Using immersive storytelling and cutting-edge technology, the Amelia Earhart Hangar Museum (AEHM) creates an exciting and educational experience for visitors of all ages. The first-of-its-kind exhibit explores Amelia’s pioneering legacy amid the Art Deco era and early years of flight through physical displays, digital interactives and hands-on learning.
Not only is the museum immersive and inspiring, but it’s also historically accurate and educational with an emphasis on STEM disciplines. The experience was intentionally designed to engage students, particularly those in rural communities while meeting National and Kansas Curriculums and Missouri Standards of Learning.
The experience begins with a lifelike portrayal of Amelia who greets visitors and offers a sneak peek into her adventurous life. The digital display warranted over 1,000 hours of extensive research, AI technology and computation to create. A combination of archival photos and videos paired with human talent was used to ensure this animated portrayal of Amelia was as charismatic and authentic as possible.

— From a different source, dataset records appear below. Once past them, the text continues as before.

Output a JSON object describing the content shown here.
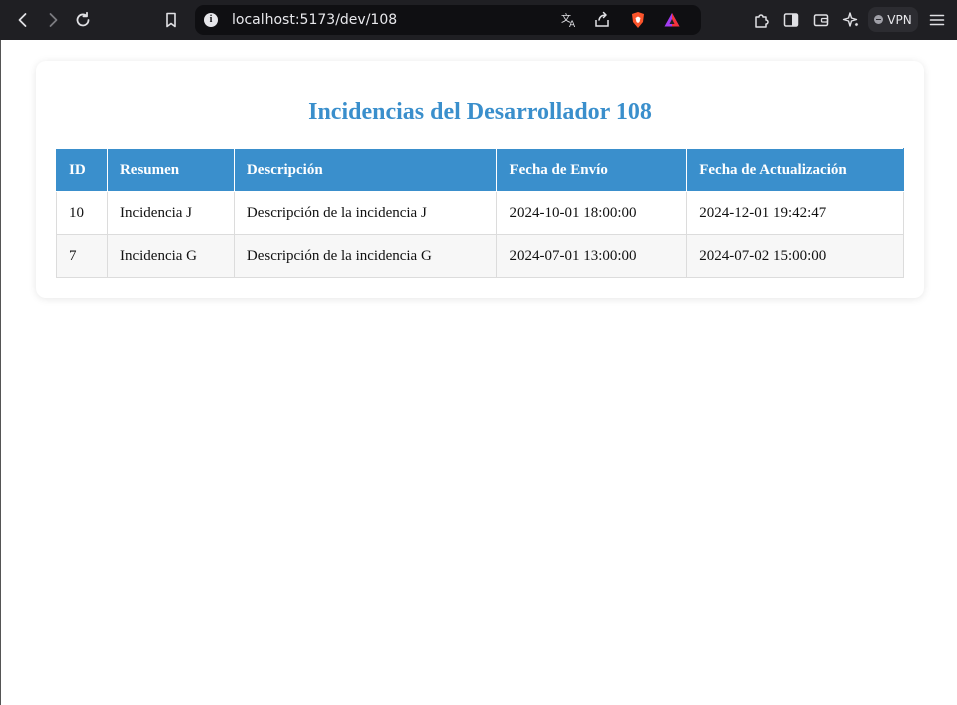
{
  "browser": {
    "url": "localhost:5173/dev/108",
    "vpn_label": "VPN",
    "icons": [
      "back-icon",
      "forward-icon",
      "reload-icon",
      "bookmark-icon",
      "site-info-icon",
      "translate-icon",
      "share-icon",
      "brave-shield-icon",
      "brave-rewards-icon",
      "extensions-icon",
      "sidebar-icon",
      "wallet-icon",
      "leo-ai-icon",
      "vpn-icon",
      "menu-icon"
    ]
  },
  "page": {
    "title": "Incidencias del Desarrollador 108",
    "accent_color": "#3a8fcc"
  },
  "table": {
    "headers": [
      "ID",
      "Resumen",
      "Descripción",
      "Fecha de Envío",
      "Fecha de Actualización"
    ],
    "rows": [
      [
        "10",
        "Incidencia J",
        "Descripción de la incidencia J",
        "2024-10-01 18:00:00",
        "2024-12-01 19:42:47"
      ],
      [
        "7",
        "Incidencia G",
        "Descripción de la incidencia G",
        "2024-07-01 13:00:00",
        "2024-07-02 15:00:00"
      ]
    ]
  }
}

Inside the gallery, real-life stories, audio interactives, digital kiosks and imagery tell the comprehensive story of Amelia’s youth. Visitors can flip through a digital scrapbook, listen to accounts of her relatives using an antique telephone and get a lesson in physics by cranking the cars of a model roller coaster inspired by Amelia’s homemade version she created as a child.
“Careers” – a digital, augmented reality (AR) interactive – invites visitors to visualize themselves in the historical and modern-day professions Amelia employed to support her passion for flying. Whether choosing a pilot, nurse, fashion designer or mechanic, participants step in front of a gesture-reactive screen. Then, a digital image of their face is overlaid on a lifelike avatar that mirrors their movements and illustrates how they’d look in each uniform.
Adjacent to Careers is a timeline wall and 3D holograms showcasing the evolution and innovation of flight – all in comparison to Amelia’s life. A variety of hands-on aviation interactives are available to both educate and excite visitors. The capacitive display, accompanied by two real aircraft engines and engine pieces, allows visitors to learn how airplanes operate. When participants touch one of the mounted engine pieces, an animated illustration appears on the screen to showcase its function.
Visitors can test their mechanical eye in a gamified effort to restore Muriel – the world’s last remaining Lockheed Electra 10-E and model Amelia piloted on her final flight. Players use the prop rivet gun to hover over each blue “ice box rivet” until it turns white before moving to the next. Whoever secures the most rivets with the most precision wins.
A full-scale imitation of the Muriel cockpit equipped with real flight controls offers a real sense of Amelia’s tight flying quarters. Outside the flight deck is a Garmin G1000 avionics suite and touchscreen dashboard where visitors can browse advancements since Amelia’s era.
AEHM’s mezzanine takes visitors above the clouds and into the stars. “Amelia’s Guiding Lights” is a massive interactive ceiling element designed to unveil how Amelia’s navigator used constellations to navigate flight paths. By pressing the buttons on the table, each respective constellation will illuminate overhead among the star-studded ceiling. Visitors can also practice celestial navigation using a replica sextant, analyze different cloud and atmospheric layers and get an up-close look at authentic tools of her time.
Finally, visitors test their pilot skills in a VR flight experience. Stations include two steering yokes and VR headsets. Players embark on a lifelike flight path, piloting to either land successfully in Paris, France or reroute to Derry, Ireland. The AEHM journey concludes inside the museum’s theater, where a closing video channels the museum’s message of inspiration, dedication and perseverance.